I can't get that live and I don't have the time to take the tape, after I've finished recording it, into a little studio somewhere else where I can get a different kind of percussion sound.
 

I don't see myself necessarily having a burning desire to write a symphony.
 

I had to do this very aggressive, big score in a very short time, and knowing that in the beginning, middle, and end would be this very, very famous theme, but I still had to weave a score around it and make it work as a score was really challenging.
 

I like creating these rhythmic patterns. These interlocking rhythmic things are really fun.
 

I really liked doing a number of the projects and directors, and etc., etc., I knew about half-way through that I would never be doing that again. It's just not me. I really am happy as a part-time film composer, not a full-time film composer.
 

I think that there's a lot more freedom in the low budget, the independent films where, unfortunately, you don't have the money, necessarily, to get the orchestras in there to play a lot of stuff. But, you have a lot more freedom, very often.
 

I think that's one of the things that has always put me in kind of an odd niche. It's that all of my understanding of orchestral music is via film, not via classical music like it's supposed to be. To me it's the same, it doesn't make any difference.
 

I would have to say I might do some stuff, but it's the film that's appealing. I was raised on film. My musical experience is all via film, it's not from classical music.
 

I'll just start laying out the melody exactly where I want it to fall. And then I'll go back and fill it out. Whereas, in other pieces I'm really just going a couple bars at a time.
 

I'll look back and I'd be better to answer that in about three months from now. Or when the movie comes out and I see it. I don't even know what it is yet. I've still been in the middle of it.
 

I'm looking for a feel and I have to find what that feel is before I can move on from there. I'm not necessarily catching stuff in such a simple way - I don't need to. So, I'm going for something else.
 

I'm trying to interpret the film through the director's head, but it all comes out through me. So, a composer is kind of like a psychic medium.
 

In some types of music I'm working out all the chords one bar at a time - the whole structure, because it's about that. And there are other pieces which are really about - okay, the melody is going to start here and play through to here.
 

In Tim's films, more than most, if you miss the tone, you don't get the film.
 

It sounds really stupid, I hate making cosmic comments like this but, I just let it do what it wants to do.
 

It's hard to get a film, you know, you need a very special film to be able to get that experimental.

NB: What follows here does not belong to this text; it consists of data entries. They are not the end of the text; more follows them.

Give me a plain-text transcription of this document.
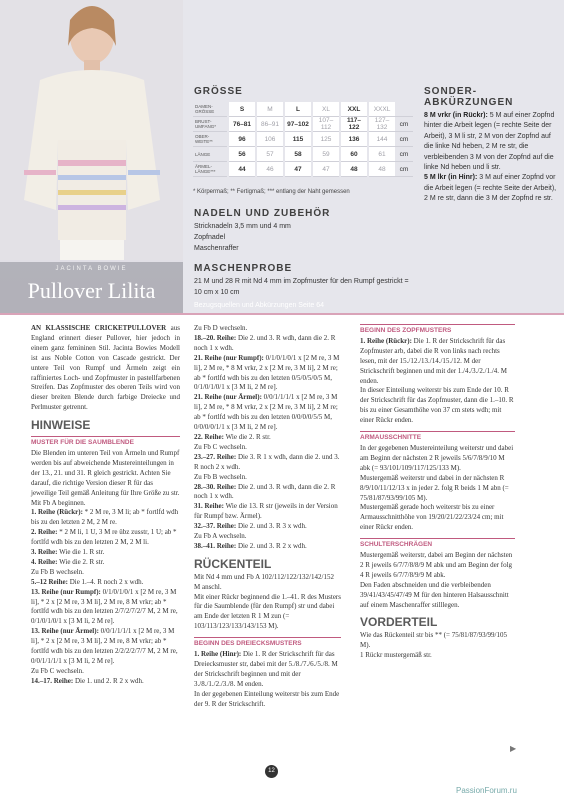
JACINTA BOWIE
Pullover Lilita
GRÖSSE
DAMEN-GRÖSSE	S	M	L	XL	XXL	XXXL	
BRUST-UMFANG*	76–81	86–91	97–102	107–112	117–122	127–132	cm
OBER-WEITE**	96	106	115	125	136	144	cm
LÄNGE	56	57	58	59	60	61	cm
ÄRMEL-LÄNGE***	44	46	47	47	48	48	cm
* Körpermaß; ** Fertigmaß; *** entlang der Naht gemessen
NADELN UND ZUBEHÖR
Stricknadeln 3,5 mm und 4 mm
Zopfnadel
Maschenraffer
MASCHENPROBE
21 M und 28 R mit Nd 4 mm im Zopfmuster für den Rumpf gestrickt = 10 cm x 10 cm
SONDER-
ABKÜRZUNGEN

8 M vrkr (in Rückr): 5 M auf einer Zopfnd hinter die Arbeit legen (= rechte Seite der Arbeit), 3 M li str, 2 M von der Zopfnd auf die linke Nd heben, 2 M re str, die verbleibenden 3 M von der Zopfnd auf die linke Nd heben und li str.

5 M lkr (in Hinr): 3 M auf einer Zopfnd vor die Arbeit legen (= rechte Seite der Arbeit), 2 M re str, dann die 3 M der Zopfnd re str.

Bezugsquellen und Abkürzungen Seite 64

AN KLASSISCHE CRICKETPULLOVER aus England erinnert dieser Pullover, hier jedoch in einem ganz femininen Stil. Jacinta Bowies Modell ist aus Noble Cotton von Cascade gestrickt. Der untere Teil von Rumpf und Ärmeln zeigt ein raffiniertes Loch- und Zopfmuster in pastellfarbenen Streifen. Das Zopfmuster des oberen Teils wird von dieser breiten Blende durch farbige Dreiecke und Perlmuster getrennt.

HINWEISE
MUSTER FÜR DIE SAUMBLENDE

Die Blenden im unteren Teil von Ärmeln und Rumpf werden bis auf abweichende Mustereinteilungen in der 13., 21. und 31. R gleich gestrickt. Achten Sie darauf, die richtige Version dieser R für das jeweilige Teil gemäß Anleitung für Ihre Größe zu str.

Mit Fb A beginnen.

1. Reihe (Rückr): * 2 M re, 3 M li; ab * fortlfd wdh bis zu den letzten 2 M, 2 M re.

2. Reihe: * 2 M li, 1 U, 3 M re übz zusstr, 1 U; ab * fortlfd wdh bis zu den letzten 2 M, 2 M li.

3. Reihe: Wie die 1. R str.

4. Reihe: Wie die 2. R str.

Zu Fb B wechseln.

5.–12 Reihe: Die 1.–4. R noch 2 x wdh.

13. Reihe (nur Rumpf): 0/1/0/1/0/1 x [2 M re, 3 M li], * 2 x [2 M re, 3 M li], 2 M re, 8 M vrkr; ab * fortlfd wdh bis zu den letzten 2/7/2/7/2/7 M, 2 M re, 0/1/0/1/0/1 x [3 M li, 2 M re].

13. Reihe (nur Ärmel): 0/0/1/1/1/1 x [2 M re, 3 M li], * 2 x [2 M re, 3 M li], 2 M re, 8 M vrkr; ab * fortlfd wdh bis zu den letzten 2/2/2/2/7/7 M, 2 M re, 0/0/1/1/1/1 x [3 M li, 2 M re].

Zu Fb C wechseln.

14.–17. Reihe: Die 1. und 2. R 2 x wdh.

Zu Fb D wechseln.

18.–20. Reihe: Die 2. und 3. R wdh, dann die 2. R noch 1 x wdh.

21. Reihe (nur Rumpf): 0/1/0/1/0/1 x [2 M re, 3 M li], 2 M re, * 8 M vrkr, 2 x [2 M re, 3 M li], 2 M re; ab * fortlfd wdh bis zu den letzten 0/5/0/5/0/5 M, 0/1/0/1/0/1 x [3 M li, 2 M re].

21. Reihe (nur Ärmel): 0/0/1/1/1/1 x [2 M re, 3 M li], 2 M re, * 8 M vrkr, 2 x [2 M re, 3 M li], 2 M re; ab * fortlfd wdh bis zu den letzten 0/0/0/0/5/5 M, 0/0/0/0/1/1 x [3 M li, 2 M re].

22. Reihe: Wie die 2. R str.

Zu Fb C wechseln.

23.–27. Reihe: Die 3. R 1 x wdh, dann die 2. und 3. R noch 2 x wdh.

Zu Fb B wechseln.

28.–30. Reihe: Die 2. und 3. R wdh, dann die 2. R noch 1 x wdh.

31. Reihe: Wie die 13. R str (jeweils in der Version für Rumpf bzw. Ärmel).

32.–37. Reihe: Die 2. und 3. R 3 x wdh.

Zu Fb A wechseln.

38.–41. Reihe: Die 2. und 3. R 2 x wdh.

RÜCKENTEIL

Mit Nd 4 mm und Fb A 102/112/122/132/142/152 M anschl.

Mit einer Rückr beginnend die 1.–41. R des Musters für die Saumblende (für den Rumpf) str und dabei am Ende der letzten R 1 M zun (= 103/113/123/133/143/153 M).

BEGINN DES DREIECKSMUSTERS

1. Reihe (Hinr): Die 1. R der Strickschrift für das Dreiecksmuster str, dabei mit der 5./8./7./6./5./8. M der Strickschrift beginnen und mit der 3./8./1./2./3./8. M enden.

In der gegebenen Einteilung weiterstr bis zum Ende der 9. R der Strickschrift.

BEGINN DES ZOPFMUSTERS

1. Reihe (Rückr): Die 1. R der Strickschrift für das Zopfmuster arb, dabei die R von links nach rechts lesen, mit der 15./12./13./14./15./12. M der Strickschrift beginnen und mit der 1./4./3./2./1./4. M enden.

In dieser Einteilung weiterstr bis zum Ende der 10. R der Strickschrift für das Zopfmuster, dann die 1.–10. R bis zu einer Gesamthöhe von 37 cm stets wdh; mit einer Rückr enden.

ARMAUSSCHNITTE

In der gegebenen Mustereinteilung weiterstr und dabei am Beginn der nächsten 2 R jeweils 5/6/7/8/9/10 M abk (= 93/101/109/117/125/133 M).

Mustergemäß weiterstr und dabei in der nächsten R 8/9/10/11/12/13 x in jeder 2. folg R beids 1 M abn (= 75/81/87/93/99/105 M).

Mustergemäß gerade hoch weiterstr bis zu einer Armausschnitthöhe von 19/20/21/22/23/24 cm; mit einer Rückr enden.

SCHULTERSCHRÄGEN

Mustergemäß weiterstr, dabei am Beginn der nächsten 2 R jeweils 6/7/7/8/8/9 M abk und am Beginn der folg 4 R jeweils 6/7/7/8/9/9 M abk.

Den Faden abschneiden und die verbleibenden 39/41/43/45/47/49 M für den hinteren Halsausschnitt auf einem Maschenraffer stilllegen.

VORDERTEIL

Wie das Rückenteil str bis ** (= 75/81/87/93/99/105 M).

1 Rückr mustergemäß str.

▶
12
PassionForum.ru
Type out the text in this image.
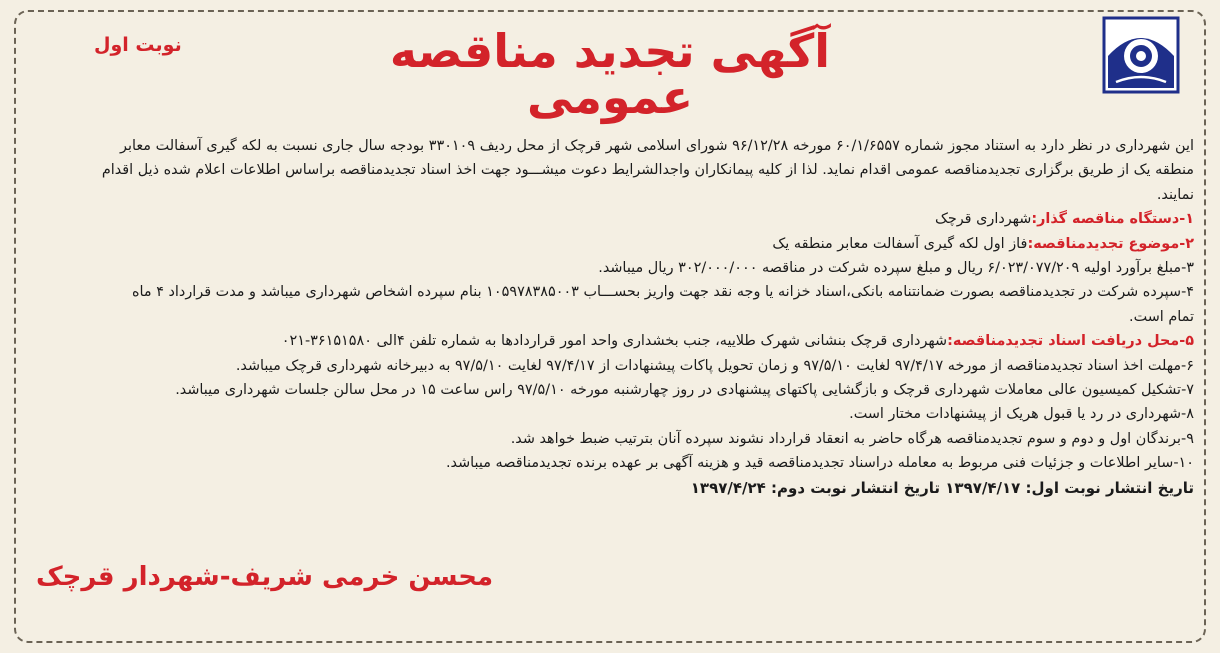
نوبت اول	آگهی تجدید مناقصه عمومی

این شهرداری در نظر دارد به استناد مجوز شماره ۶۰/۱/۶۵۵۷ مورخه ۹۶/۱۲/۲۸ شورای اسلامی شهر قرچک از محل ردیف ۳۳۰۱۰۹ بودجه سال جاری نسبت به لکه گیری آسفالت معابر

منطقه یک از طریق برگزاری تجدیدمناقصه عمومی اقدام نماید. لذا از کلیه پیمانکاران واجدالشرایط دعوت میشـــود جهت اخذ اسناد تجدیدمناقصه براساس اطلاعات اعلام شده ذیل اقدام

نمایند.

۱-دستگاه مناقصه گذار:شهرداری قرچک

۲-موضوع تجدیدمناقصه:فاز اول لکه گیری آسفالت معابر منطقه یک

۳-مبلغ برآورد اولیه ۶/۰۲۳/۰۷۷/۲۰۹ ریال و مبلغ سپرده شرکت در مناقصه ۳۰۲/۰۰۰/۰۰۰ ریال میباشد.

۴-سپرده شرکت در تجدیدمناقصه بصورت ضمانتنامه بانکی،اسناد خزانه یا وجه نقد جهت واریز بحســـاب ۱۰۵۹۷۸۳۸۵۰۰۳ بنام سپرده اشخاص شهرداری میباشد و مدت قرارداد ۴ ماه

تمام است.

۵-محل دریافت اسناد تجدیدمناقصه:شهرداری قرچک بنشانی شهرک طلاییه، جنب بخشداری واحد امور قراردادها به شماره تلفن ۴الی ۳۶۱۵۱۵۸۰-۰۲۱

۶-مهلت اخذ اسناد تجدیدمناقصه از مورخه ۹۷/۴/۱۷ لغایت ۹۷/۵/۱۰ و زمان تحویل پاکات پیشنهادات از ۹۷/۴/۱۷ لغایت ۹۷/۵/۱۰ به دبیرخانه شهرداری قرچک میباشد.

۷-تشکیل کمیسیون عالی معاملات شهرداری قرچک و بازگشایی پاکتهای پیشنهادی در روز چهارشنبه مورخه ۹۷/۵/۱۰ راس ساعت ۱۵ در محل سالن جلسات شهرداری میباشد.

۸-شهرداری در رد یا قبول هریک از پیشنهادات مختار است.

۹-برندگان اول و دوم و سوم تجدیدمناقصه هرگاه حاضر به انعقاد قرارداد نشوند سپرده آنان بترتیب ضبط خواهد شد.

۱۰-سایر اطلاعات و جزئیات فنی مربوط به معامله دراسناد تجدیدمناقصه قید و هزینه آگهی بر عهده برنده تجدیدمناقصه میباشد.

تاریخ انتشار نوبت اول: ۱۳۹۷/۴/۱۷ تاریخ انتشار نوبت دوم: ۱۳۹۷/۴/۲۴

محسن خرمی شریف-شهردار قرچک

But, I would love to see that happen. I would love the opportunity to be more experimental than I am.
 

It's just hard. I wish the studios felt there was more value in these themes and these pieces of material - that they're worth protecting more. Because then it just wouldn't happen. If the studios cared, the stuff would be stopped in a second.
 

Most often the music does end up in the movie, and sometimes there's a point where I wish that it wasn't, just because I think the score would be more effective if there was less of it. But, again, that's not my call.
 

Oh see, first off you gotta realize - everything for me is a reconstruction or deconstruction. I would actually say deconstruction. Mission: Impossible would be the exception. That would be a reconstruction- deconstruction.